Currently a popular method for calculating the critical rate of liquid loading of a well is to use empirical equations
such as the turner equation, Coleman Equation and Li Min Equation. The popular method used today has several
drawbacks in calculating Interfacial Tension, which can give a large difference between the predicted critical rate and
the actual critical rate.
This study uses a machine learning approach to predict the critical rate of liquid loading with limited data. The
algorithms used in this study are KNN, Gradient Boosting, Extreme Gradient Boosting and Random Forest. The
dataset was taken from 49 wells that had experienced liquid loading in field Y with swamp zone characteristics. The
most suitable machine learning model will be used to predict the critical rates of two wells that have never experienced
liquid loading. Decline Curve Analysis is used to predict when these two wells will experience liquid loading.

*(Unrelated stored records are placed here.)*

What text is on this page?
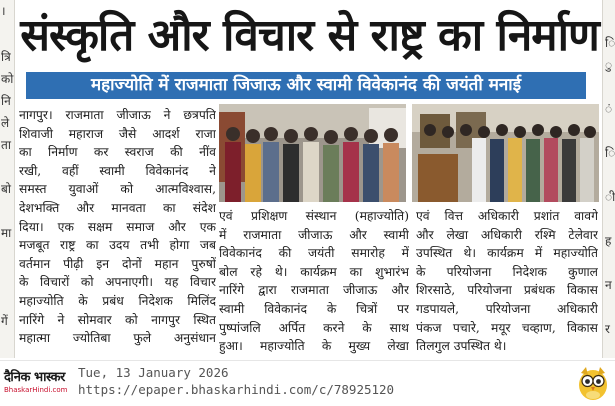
।
त्रि
को
नि
ले
ता
बो
मा
गें
ि
ु
ं
ि
ी
ह
न
र
संस्कृति और विचार से राष्ट्र का निर्माण
महाज्योति में राजमाता जिजाऊ और स्वामी विवेकानंद की जयंती मनाई
नागपुर। राजमाता जीजाऊ ने छत्रपति
शिवाजी महाराज जैसे आदर्श राजा
का निर्माण कर स्वराज की नींव
रखी, वहीं स्वामी विवेकानंद ने
समस्त युवाओं को आत्मविश्वास,
देशभक्ति और मानवता का संदेश
दिया। एक सक्षम समाज और एक
मजबूत राष्ट्र का उदय तभी होगा जब
वर्तमान पीढ़ी इन दोनों महान पुरुषों
के विचारों को अपनाएगी। यह विचार
महाज्योति के प्रबंध निदेशक मिलिंद
नारिंगे ने सोमवार को नागपुर स्थित
महात्मा ज्योतिबा फुले अनुसंधान
एवं प्रशिक्षण संस्थान (महाज्योति)
में राजमाता जीजाऊ और स्वामी
विवेकानंद की जयंती समारोह में
बोल रहे थे। कार्यक्रम का शुभारंभ
नारिंगे द्वारा राजमाता जीजाऊ और
स्वामी विवेकानंद के चित्रों पर
पुष्पांजलि अर्पित करने के साथ
हुआ। महाज्योति के मुख्य लेखा
एवं वित्त अधिकारी प्रशांत वावगे
और लेखा अधिकारी रश्मि टेलेवार
उपस्थित थे। कार्यक्रम में महाज्योति
के परियोजना निदेशक कुणाल
शिरसाठे, परियोजना प्रबंधक विकास
गडपायले, परियोजना अधिकारी
पंकज पचारे, मयूर चव्हाण, विकास
तिलगुल उपस्थित थे।
दैनिक भास्कर
BhaskarHindi.com
Tue, 13 January 2026
https://epaper.bhaskarhindi.com/c/78925120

The results of the analysis of this study show that the best machine learning model for calculating the critical rate of
liquid loading in field Y is the random forest. This is because the random forest has good performance evaluation
parameter values and has the lowest possible overfitting among other machine learning models.
The Random Forest model is used to calculate the critical rate of the Y-TM1 and Y-TM2 wells. Using Decline Curve
Analysis liquid loading will occur in well Y-TM1 on September 2023 and well Y-TM2 on late July 2023.